Notre santé entre les mains de qui ?

« Ici commence la sulfureuse histoire de furet-Médiator » (Page 19)

16 - Une santé aux mains du grand capital - L'alerte du médiator, Editions Paroles Vives 2011, 476 pages
Michel J. Cuny
Une santé aux mains du grand capital – L’alerte du Médiator,
Editions Paroles Vives 2011, 476 pages

Médiator va bénéficier d’une notoriété médiatique éclatante, par sa capacité à donner la mort, après avoir engraissé, en catimini, l’industrie du médicament :
« Certes, derrière les préparations magistrales, il n’y a que les officines pharmaceutiques, tandis que, derrière les spécialités pharmaceutiques, il y a certaines des plus grosses fortunes françaises, européennes, voire mondiales… Mais nous aimerions tout de même comprendre comment l’Administration joue son rôle au milieu de cet univers des petits et des très gros. » (Page 49)

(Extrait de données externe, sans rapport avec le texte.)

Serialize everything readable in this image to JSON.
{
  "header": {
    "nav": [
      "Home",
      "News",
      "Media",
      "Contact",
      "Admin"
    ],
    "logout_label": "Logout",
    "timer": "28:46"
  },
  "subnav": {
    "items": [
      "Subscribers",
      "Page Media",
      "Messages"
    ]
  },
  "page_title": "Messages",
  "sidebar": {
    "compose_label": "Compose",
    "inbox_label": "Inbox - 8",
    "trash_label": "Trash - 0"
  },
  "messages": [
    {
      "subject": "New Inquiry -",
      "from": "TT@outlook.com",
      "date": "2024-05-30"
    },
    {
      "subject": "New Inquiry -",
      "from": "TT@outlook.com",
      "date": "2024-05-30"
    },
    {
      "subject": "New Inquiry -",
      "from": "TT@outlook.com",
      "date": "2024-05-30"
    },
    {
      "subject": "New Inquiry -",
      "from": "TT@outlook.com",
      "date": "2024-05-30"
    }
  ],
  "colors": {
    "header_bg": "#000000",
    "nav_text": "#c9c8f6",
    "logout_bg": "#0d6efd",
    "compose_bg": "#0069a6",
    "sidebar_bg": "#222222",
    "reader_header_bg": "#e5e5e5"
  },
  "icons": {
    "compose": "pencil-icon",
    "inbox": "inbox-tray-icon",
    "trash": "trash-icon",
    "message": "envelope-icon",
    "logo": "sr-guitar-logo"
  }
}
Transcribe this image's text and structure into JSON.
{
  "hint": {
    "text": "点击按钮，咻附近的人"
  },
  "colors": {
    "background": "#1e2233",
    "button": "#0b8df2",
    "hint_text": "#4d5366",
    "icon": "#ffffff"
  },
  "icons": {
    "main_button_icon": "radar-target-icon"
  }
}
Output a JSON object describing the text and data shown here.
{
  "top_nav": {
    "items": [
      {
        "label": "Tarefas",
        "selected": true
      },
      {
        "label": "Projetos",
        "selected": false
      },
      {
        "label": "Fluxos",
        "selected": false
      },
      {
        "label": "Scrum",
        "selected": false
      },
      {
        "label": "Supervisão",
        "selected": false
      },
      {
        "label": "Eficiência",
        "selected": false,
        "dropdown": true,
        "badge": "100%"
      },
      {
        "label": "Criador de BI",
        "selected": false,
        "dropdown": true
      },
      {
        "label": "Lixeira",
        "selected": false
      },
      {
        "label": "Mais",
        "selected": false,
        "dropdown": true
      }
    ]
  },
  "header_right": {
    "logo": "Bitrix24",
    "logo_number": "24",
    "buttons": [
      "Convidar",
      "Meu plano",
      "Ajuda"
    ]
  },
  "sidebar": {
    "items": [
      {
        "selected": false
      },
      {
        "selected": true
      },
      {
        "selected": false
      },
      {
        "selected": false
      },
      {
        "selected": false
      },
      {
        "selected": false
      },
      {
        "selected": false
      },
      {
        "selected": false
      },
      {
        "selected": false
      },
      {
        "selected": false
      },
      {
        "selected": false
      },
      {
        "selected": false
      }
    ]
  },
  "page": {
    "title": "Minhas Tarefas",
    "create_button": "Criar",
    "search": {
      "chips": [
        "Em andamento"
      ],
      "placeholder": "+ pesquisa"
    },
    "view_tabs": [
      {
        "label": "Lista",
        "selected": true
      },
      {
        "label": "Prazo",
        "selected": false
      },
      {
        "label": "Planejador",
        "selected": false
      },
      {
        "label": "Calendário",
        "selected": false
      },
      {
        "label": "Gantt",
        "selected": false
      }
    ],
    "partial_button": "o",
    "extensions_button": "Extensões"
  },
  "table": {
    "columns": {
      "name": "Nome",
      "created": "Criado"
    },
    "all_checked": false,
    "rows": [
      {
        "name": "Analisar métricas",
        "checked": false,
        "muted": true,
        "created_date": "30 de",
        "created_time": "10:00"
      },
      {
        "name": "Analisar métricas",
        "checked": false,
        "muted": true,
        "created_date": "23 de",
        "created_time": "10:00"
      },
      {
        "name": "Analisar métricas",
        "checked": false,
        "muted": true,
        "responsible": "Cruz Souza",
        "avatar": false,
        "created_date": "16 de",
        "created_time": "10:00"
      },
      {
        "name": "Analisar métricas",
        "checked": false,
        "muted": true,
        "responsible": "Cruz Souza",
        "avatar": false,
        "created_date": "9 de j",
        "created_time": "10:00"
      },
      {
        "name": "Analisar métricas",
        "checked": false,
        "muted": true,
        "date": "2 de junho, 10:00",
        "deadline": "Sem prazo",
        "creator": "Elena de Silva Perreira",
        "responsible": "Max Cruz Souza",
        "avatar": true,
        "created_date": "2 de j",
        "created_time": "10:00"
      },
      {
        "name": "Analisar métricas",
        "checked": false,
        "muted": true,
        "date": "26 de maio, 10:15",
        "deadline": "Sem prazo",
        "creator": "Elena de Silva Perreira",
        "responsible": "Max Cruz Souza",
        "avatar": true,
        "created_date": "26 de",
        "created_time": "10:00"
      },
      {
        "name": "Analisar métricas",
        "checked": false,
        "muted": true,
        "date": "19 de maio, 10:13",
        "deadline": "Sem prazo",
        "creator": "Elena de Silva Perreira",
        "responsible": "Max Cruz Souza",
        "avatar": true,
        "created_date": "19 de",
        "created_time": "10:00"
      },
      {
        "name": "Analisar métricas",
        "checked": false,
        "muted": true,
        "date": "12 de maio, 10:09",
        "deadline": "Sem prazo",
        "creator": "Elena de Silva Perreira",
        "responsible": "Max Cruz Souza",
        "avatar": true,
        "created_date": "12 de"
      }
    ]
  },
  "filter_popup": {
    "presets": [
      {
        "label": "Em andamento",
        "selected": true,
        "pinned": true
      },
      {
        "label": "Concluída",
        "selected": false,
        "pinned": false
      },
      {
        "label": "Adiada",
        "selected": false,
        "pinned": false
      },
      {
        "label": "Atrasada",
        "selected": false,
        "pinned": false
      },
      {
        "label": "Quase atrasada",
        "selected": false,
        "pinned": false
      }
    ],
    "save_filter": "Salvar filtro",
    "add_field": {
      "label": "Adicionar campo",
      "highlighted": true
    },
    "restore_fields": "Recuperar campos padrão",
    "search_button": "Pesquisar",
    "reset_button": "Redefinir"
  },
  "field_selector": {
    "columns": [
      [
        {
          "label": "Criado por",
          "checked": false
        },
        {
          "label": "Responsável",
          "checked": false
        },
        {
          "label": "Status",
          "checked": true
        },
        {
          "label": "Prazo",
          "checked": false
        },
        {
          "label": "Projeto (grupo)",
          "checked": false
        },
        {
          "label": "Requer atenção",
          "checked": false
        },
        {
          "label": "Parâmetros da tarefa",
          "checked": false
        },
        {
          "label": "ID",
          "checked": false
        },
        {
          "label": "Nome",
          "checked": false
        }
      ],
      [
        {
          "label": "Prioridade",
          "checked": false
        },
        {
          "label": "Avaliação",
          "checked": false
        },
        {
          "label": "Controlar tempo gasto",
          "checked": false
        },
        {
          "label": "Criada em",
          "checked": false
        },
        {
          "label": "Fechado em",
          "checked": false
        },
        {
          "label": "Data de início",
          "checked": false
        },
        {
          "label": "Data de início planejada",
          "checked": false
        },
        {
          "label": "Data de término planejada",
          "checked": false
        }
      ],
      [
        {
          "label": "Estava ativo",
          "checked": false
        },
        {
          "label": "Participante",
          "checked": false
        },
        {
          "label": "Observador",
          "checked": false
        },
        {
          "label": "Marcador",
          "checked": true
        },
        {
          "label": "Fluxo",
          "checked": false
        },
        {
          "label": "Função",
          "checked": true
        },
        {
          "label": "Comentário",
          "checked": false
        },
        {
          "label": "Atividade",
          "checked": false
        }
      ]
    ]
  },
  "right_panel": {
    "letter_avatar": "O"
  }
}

Le Médiator contre l’obésité ?
« Mais précisons tout de suite qu’à ce propos du caractère usurpé de l’indication concernée, les Laboratoires Servier vont pouvoir dormir tranquillement pendant dix ans sans que, désormais, il leur en revienne le moindre bruit… Comme pour le reste, l’affaire était donc entendue : de ce côté-ci comme de celui de la lutte contre le diabète, il paraît que ce cher Médiator ne valait à peu près rien. » (Page 79)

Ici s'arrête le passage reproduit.